Rise of church, concession and western hospital


      The western hospital of Shanghai can be dated back to the middle of the 19th century. Its rise and development were closely related to the transmission of foreign religion, in which the churches and missionaries played a key role. This is because fellow countrymen were vigilant against foreign religion at that time. It was hard for western religions such as Christian to be spread. For this, the strategy was changed. They made breakthrough by establishing hospital and school to expand and spread foreign religion by means of giving free medical treatment and administration to pass on knowledge. Such subtle strategy generated obvious effect. The population believing in foreign religion rapidly rose. Citizens, no longer confused, began to accept the foreign religion, which further drove the development of western hospital in Shanghai. Until 1949, there were nearly 300 western hospitals in Shanghai, most of which were founded by or related to the church.

      Concession also played a role in pushing the development of western hospital. It is well-known that concession, "a state within a state", is a special channel through which the big powers seize China's fortune. However, there were indeed some public utilities like electric light, phone, coal gas, tap water and urban traffic when the concession was set up. Hospitals were another measure for municipal construction of the concession. In those days, the western hospitals established by the concession include the Hospital of Municipal Council and Police Hospital. General Hospital was co-founded with and financed by the church. In addition, the concession authority also promulgated decrees and formulated regulations to require the practicing doctors and medical organizations to register, collect license and pay taxes with administrative means. These are the hard fact. To regard this with dialectical materialism opinions, we should admit that these measures taken by the concession indeed objectively played a role in pushing Shanghai economic and social development and city towards modernization. Nevertheless, all this cannot change the nature of colony of the concession which is produced from the unequal treaties that concluded with the big powers under their compulsion when they invaded China. Chinese people are keeping and will always keep this nearly 100 years of humiliating history in mind.


Establishment Process of General Hospital and Its Early Situation

      In 1884, Renji Hospital opened outside Dadong Gate, Shanghai County. 20 years later, another western hospital - General Hospital, predecessor of our hospital was founded at the Bund of the concession. Both of them are the first western hospitals of Shanghai and established by foreigners. The former is a church hospital, while the latter is the public utility of the concession with the church participated in preparation and management. 

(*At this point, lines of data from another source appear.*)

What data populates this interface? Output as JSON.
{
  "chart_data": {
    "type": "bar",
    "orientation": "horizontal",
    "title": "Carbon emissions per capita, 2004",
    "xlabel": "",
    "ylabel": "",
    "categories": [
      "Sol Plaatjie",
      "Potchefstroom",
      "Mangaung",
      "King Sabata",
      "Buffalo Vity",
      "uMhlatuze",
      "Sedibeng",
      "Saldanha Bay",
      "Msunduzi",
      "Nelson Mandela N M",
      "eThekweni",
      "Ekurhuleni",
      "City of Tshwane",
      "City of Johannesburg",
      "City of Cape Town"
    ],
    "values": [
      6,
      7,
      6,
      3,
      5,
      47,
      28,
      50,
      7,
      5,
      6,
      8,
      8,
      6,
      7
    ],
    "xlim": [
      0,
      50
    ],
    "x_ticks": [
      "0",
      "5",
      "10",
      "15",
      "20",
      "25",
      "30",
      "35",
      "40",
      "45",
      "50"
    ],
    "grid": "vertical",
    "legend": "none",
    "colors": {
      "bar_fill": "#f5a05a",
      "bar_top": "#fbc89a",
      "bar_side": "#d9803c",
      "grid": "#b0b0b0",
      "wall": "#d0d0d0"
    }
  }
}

      It was Aitang (Edan), the consul of France who first advised to set up a hospital of the concession at Ningbo in 1856. Then, they considered that it was not convenient as Ningbo was far away from Shanghai and there was a hospital for the British and French expeditionary forces at the French Concession. Thus, this plan was temporarily put off. Later, the hospital left Shanghai with the expeditionary forces. It was increasingly harder to see doctors for foreigners. Therefore, the authority of the French Concession decided to put the construction plan into practice in 1863 and entrusted the priest of the Catholicism Deyake to do it. Religionist Deyake had been missionary in the US and worked as the priest of Catholicism at Yangzebang of the parish at the south of Yangtze River after coming to China. He happily accepted this task and began to prepare it as an agent as it was beneficial for foreign religion to be popularized by setting up a hospital. He raised 50,000 taels of silver from people with different nationalities and beliefs in the name of participation. Then, he selected the building on the corner of Rue Colbert of the Bund at the rent of 300 taels of silver each year. The hospital officially opened on Mar. 1, 1864. Deyake is therefore deemed as the founder of General Hospital by the concession and the church. A monument was set up at the North Suzhou Road as a souvenir (it was gone during the Cultural Revolution period, and whether it was damaged, stolen, or moved to some other place is still unknown).

      The concession authority formed a seven person Management Committee to manage the affairs of the hospital when the hospital was established. It provided that the finance department of the concession to subsidize the hospital and that the hospital only served for foreigners. The Catholic Church appointed sister Qiuliasi as the president. The Paul Church assigned some sisters to manage various affairs and care the patients at the hospital.

      At first, there were 35 beds at General Hospital. The departments were not clearly divided. There was only one "resident doctor" to coordinate medical affairs. Upon completion of the treatment work, practicing doctors outside the hospital should be invited.